Vanessa m'agace
Vanessa m’agace
Vanessa, une adolescente de 17 ans à l'enfance violée, agace Jessica l'infirmière, et met en échec l'équipe de cette unité spécailisée dans les soins aux adolescents. Jessica tire partie d'une formation à la consolidation des savoirs pour redécouvrir l'histoire et le parcours de Vanessa mais son travail n'aboutit pas toatalement. Si son regard change, celui de l'institution et de ses cadres reste identique.
Le cas de Vanessa me pose problème. Je n’ai pas de situation particulière. Tout ce qu’elle met en place, le fait qu’elle tourne en rond et parvient à me faire tourner en rond, tout cela fait que je me sens en difficulté dans sa prise en charge.
Elle vient chercher mes limites. Elle m’use. Dans sa prise en charge, depuis plus de deux ans, tout se répète. Elle m’use par ses multiples demandes et par ses somatisations.
Elle est très prévisible, on sait déjà ce qu’elle va dire avant de commencer l’entretien ; d’ailleurs souvent les entretiens se terminent comme ils ont commencé. Quelques minutes plus tard, elle redemande un entretien, le plus souvent à quelqu’un d’autre. Elle multiplie les interlocuteurs et doit souvent être reprise sur le rôle de chacun des intervenants.
Je ne sais plus comment réagir, ni quoi lui répondre. Elle suscite au mieux de l’indifférence, mais le plus souvent de l’agacement, voire de l’énervement. Elle l’entend dans mes réponses. Je trouve son aspect repoussant. Je la rejette.
Je mets de la distance quand elle recherche de la proximité. Elle me met toujours dans la position de la mauvaise mère ce qui ne me gêne pas en soi mais me met en échec. J’ai du mal à rester soignante avec elle.
Son histoire
Vanessa est une jeune fille de dix-sept ans hospitalisée dans notre unité pour adolescents depuis un peu plus de deux ans pour troubles du comportement.
Elle est la deuxième d’une fratrie de quatre (Mélodie 20 ans, Vanessa 17 ans, Marc 11 ans et Olivier, 8 ans). Elle a grandi dans une famille très carencée, elle est suivie par les services sociaux depuis 1986. Sa mère, âgée d’une quarantaine d’années est au foyer et suivie au CMP local pour une psychose ; son père, un peu plus âgé, est sans emploi et également suivi au CMP pour alcoolisme chronique. Il est régulièrement hospitalisé.
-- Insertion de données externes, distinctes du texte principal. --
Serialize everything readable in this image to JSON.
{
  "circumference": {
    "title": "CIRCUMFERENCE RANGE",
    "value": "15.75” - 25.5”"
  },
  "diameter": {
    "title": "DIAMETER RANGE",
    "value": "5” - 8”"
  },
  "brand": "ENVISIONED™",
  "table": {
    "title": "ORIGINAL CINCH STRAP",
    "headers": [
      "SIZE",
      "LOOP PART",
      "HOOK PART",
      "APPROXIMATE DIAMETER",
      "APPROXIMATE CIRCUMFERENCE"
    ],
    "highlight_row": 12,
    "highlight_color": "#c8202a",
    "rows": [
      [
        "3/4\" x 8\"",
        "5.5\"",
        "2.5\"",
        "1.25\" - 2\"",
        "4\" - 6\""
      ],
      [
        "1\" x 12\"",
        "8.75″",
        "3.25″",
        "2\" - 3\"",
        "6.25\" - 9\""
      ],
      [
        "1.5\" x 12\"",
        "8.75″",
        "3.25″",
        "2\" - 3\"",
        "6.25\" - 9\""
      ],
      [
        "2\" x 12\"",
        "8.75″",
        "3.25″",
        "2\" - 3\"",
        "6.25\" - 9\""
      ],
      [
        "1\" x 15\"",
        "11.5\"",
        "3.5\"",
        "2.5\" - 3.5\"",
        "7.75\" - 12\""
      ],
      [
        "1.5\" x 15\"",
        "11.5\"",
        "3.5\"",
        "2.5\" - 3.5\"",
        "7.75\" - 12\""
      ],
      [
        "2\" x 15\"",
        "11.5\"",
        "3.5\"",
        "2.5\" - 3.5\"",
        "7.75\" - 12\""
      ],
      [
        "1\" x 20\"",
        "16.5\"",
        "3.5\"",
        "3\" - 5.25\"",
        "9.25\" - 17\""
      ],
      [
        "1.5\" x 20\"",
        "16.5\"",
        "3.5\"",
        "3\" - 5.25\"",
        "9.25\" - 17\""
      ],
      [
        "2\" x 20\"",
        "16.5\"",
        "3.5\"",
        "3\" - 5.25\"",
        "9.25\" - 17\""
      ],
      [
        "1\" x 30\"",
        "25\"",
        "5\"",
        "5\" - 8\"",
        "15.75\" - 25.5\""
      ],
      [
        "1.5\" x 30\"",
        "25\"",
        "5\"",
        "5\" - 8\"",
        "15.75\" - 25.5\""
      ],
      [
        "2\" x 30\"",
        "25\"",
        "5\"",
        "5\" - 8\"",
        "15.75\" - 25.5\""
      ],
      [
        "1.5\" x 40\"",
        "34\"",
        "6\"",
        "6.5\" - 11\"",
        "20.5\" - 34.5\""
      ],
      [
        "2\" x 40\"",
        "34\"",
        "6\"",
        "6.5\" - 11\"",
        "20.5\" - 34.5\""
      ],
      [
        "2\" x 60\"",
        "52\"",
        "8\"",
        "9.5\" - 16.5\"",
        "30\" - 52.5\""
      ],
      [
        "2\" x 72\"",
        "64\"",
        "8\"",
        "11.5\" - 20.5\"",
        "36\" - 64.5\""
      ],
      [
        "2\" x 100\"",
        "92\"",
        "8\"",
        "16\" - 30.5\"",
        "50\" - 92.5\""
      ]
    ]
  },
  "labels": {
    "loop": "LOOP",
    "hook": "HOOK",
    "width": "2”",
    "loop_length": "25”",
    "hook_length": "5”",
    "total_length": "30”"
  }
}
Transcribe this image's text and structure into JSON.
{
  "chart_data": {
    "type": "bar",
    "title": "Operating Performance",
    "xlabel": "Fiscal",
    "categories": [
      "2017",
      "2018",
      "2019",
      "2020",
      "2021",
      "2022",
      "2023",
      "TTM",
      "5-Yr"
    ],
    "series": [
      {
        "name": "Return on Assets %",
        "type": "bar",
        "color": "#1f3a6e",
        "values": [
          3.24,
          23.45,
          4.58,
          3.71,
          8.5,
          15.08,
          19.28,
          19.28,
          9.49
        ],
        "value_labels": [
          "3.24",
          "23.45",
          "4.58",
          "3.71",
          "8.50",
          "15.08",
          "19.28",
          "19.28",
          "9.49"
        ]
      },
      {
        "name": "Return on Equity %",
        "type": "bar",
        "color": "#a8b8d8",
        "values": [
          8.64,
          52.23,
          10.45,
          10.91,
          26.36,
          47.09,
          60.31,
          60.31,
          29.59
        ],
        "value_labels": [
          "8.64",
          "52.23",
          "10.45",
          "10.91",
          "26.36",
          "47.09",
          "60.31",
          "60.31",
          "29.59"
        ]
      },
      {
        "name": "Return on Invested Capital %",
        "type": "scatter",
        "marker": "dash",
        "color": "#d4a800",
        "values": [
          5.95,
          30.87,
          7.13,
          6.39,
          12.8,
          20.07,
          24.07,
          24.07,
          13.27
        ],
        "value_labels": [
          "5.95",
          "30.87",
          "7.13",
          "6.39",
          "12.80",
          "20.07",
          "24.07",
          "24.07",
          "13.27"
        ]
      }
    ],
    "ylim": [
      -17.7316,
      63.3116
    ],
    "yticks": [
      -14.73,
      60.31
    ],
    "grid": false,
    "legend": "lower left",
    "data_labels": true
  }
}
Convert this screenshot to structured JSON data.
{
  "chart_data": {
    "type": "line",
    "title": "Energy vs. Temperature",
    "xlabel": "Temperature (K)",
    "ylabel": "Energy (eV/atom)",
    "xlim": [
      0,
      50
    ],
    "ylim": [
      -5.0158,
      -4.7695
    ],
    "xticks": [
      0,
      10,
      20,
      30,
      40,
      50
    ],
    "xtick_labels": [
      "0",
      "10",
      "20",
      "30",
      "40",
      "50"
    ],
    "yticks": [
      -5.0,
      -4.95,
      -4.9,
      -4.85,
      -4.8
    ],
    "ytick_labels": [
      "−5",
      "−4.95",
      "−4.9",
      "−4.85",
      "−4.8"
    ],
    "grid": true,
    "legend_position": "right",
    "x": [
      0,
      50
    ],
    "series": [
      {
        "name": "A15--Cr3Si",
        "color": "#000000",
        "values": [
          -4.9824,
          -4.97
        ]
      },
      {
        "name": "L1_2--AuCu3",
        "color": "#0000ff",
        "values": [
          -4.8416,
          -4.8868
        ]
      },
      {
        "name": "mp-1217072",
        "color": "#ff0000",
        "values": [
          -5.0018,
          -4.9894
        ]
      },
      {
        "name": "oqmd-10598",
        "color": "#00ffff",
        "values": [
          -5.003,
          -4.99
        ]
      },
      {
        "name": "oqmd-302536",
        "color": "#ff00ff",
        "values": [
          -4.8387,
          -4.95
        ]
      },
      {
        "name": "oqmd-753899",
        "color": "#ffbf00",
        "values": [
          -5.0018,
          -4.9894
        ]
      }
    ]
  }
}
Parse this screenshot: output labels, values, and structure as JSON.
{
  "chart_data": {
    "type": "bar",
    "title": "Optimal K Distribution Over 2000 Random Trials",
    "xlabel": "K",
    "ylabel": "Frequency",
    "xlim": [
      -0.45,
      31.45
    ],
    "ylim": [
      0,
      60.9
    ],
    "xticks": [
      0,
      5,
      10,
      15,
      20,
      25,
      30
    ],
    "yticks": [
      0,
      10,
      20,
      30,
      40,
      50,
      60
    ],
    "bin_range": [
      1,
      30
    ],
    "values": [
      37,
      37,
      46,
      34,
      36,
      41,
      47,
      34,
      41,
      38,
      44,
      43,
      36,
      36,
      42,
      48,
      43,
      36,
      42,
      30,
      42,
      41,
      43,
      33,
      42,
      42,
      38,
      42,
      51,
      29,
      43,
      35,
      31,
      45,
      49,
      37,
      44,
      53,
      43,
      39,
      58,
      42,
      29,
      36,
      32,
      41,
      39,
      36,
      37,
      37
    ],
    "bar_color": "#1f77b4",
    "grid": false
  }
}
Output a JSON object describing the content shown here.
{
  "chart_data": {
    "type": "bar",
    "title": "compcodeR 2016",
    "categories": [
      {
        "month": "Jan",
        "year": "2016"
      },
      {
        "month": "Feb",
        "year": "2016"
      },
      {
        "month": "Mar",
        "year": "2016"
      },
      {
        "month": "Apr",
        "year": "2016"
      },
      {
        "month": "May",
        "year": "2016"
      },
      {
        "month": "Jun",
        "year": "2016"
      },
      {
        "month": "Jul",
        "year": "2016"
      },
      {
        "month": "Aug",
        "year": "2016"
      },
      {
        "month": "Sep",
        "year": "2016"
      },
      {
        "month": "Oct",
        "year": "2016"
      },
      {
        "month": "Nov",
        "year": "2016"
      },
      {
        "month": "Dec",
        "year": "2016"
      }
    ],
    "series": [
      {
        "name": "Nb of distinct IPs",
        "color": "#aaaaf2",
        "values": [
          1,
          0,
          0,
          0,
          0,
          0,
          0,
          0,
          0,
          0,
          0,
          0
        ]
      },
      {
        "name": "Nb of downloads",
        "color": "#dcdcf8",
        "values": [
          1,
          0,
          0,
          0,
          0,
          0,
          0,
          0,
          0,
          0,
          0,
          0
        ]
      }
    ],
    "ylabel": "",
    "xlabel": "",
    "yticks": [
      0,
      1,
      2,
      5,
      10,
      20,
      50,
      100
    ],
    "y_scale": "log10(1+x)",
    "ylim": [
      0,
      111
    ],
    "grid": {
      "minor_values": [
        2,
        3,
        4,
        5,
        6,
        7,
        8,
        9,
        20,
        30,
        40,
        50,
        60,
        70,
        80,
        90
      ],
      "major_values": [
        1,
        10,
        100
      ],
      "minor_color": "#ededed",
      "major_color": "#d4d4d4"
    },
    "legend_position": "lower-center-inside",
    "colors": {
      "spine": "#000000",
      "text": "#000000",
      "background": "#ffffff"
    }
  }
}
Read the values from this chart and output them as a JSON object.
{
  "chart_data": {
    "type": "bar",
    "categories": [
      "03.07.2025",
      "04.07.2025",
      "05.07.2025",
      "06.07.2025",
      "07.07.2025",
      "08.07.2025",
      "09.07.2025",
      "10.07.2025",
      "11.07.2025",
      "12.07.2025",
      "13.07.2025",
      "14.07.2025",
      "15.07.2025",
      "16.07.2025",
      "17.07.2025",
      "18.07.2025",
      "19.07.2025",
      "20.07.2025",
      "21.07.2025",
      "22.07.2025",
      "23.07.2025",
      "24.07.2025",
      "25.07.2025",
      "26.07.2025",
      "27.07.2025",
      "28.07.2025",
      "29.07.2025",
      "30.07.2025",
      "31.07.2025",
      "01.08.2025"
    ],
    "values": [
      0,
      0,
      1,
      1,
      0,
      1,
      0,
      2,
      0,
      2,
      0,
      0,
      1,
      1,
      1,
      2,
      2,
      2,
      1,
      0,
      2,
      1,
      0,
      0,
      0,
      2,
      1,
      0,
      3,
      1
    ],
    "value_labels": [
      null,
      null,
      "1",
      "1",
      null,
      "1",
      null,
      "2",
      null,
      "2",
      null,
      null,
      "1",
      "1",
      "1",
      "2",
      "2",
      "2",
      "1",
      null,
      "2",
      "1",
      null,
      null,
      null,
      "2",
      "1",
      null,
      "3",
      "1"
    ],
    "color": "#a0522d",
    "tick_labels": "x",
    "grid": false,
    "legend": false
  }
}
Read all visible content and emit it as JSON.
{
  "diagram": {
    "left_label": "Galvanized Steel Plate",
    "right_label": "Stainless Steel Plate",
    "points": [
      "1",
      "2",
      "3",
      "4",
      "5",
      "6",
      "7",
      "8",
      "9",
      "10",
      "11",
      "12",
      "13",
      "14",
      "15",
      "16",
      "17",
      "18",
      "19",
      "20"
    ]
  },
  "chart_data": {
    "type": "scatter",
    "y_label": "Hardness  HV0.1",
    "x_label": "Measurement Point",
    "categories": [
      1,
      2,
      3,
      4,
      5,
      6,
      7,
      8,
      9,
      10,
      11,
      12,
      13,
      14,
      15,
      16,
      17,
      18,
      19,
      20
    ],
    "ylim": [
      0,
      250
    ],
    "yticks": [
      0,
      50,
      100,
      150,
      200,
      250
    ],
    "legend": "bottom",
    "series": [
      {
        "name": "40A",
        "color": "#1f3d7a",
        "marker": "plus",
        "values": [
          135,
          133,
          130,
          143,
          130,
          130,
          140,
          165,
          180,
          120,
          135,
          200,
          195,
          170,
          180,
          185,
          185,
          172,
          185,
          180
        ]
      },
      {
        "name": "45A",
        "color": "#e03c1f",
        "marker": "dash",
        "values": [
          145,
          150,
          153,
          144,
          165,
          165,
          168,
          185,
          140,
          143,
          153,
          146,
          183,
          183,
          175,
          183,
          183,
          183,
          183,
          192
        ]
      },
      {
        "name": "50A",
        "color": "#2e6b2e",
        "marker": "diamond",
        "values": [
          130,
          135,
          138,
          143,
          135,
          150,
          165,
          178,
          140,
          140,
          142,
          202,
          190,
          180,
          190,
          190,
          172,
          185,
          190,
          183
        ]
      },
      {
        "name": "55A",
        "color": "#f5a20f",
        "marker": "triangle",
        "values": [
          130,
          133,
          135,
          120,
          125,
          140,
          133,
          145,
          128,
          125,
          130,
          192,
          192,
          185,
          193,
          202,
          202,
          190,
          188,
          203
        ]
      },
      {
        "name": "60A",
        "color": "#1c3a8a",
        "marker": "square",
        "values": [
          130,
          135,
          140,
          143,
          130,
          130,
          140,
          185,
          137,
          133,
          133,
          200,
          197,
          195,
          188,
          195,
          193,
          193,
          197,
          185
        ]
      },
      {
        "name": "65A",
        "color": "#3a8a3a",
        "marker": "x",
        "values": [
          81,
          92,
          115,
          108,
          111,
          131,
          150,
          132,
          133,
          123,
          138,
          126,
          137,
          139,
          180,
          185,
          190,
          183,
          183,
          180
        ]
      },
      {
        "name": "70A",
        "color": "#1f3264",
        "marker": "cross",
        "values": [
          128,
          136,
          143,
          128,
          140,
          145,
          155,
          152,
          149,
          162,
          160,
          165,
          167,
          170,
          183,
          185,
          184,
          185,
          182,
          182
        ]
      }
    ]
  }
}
A la naissance de l’aînée, la famille est également suivie par la P.M.I., les services sociaux, la tutelle et des travailleuses familiales.
En juin 2000, la mère est retrouvée errante avec ses enfants, dans les rues d’Avignon. Son comportement entraîne l’intervention des pompiers qui font un signalement au procureur. Les enfants sont confiés à l’A.S.E. Vanessa a alors dix ans.
Accompagnés par l’A.S.E, les enfants portent plainte contre leurs parents pour maltraitance et attouchements. Vanessa aurait été abusée par son père alors que sa mère accouchait à la maternité du petit frère Marc, et globalement négligée durant son enfance. L’A.S.E, interpelée par une sexualisation des rapports à l’adulte de la famille d’accueil, porte également plainte pour « attouchements » au nom des deux petits frères, suivis en C.M.P.I et I.M.E.
Parcours de soin
Différents essais en famille d’accueil sont tentés pour Vanessa, en vain. Elle est hospitalisée, à 15 ans, dans notre unité.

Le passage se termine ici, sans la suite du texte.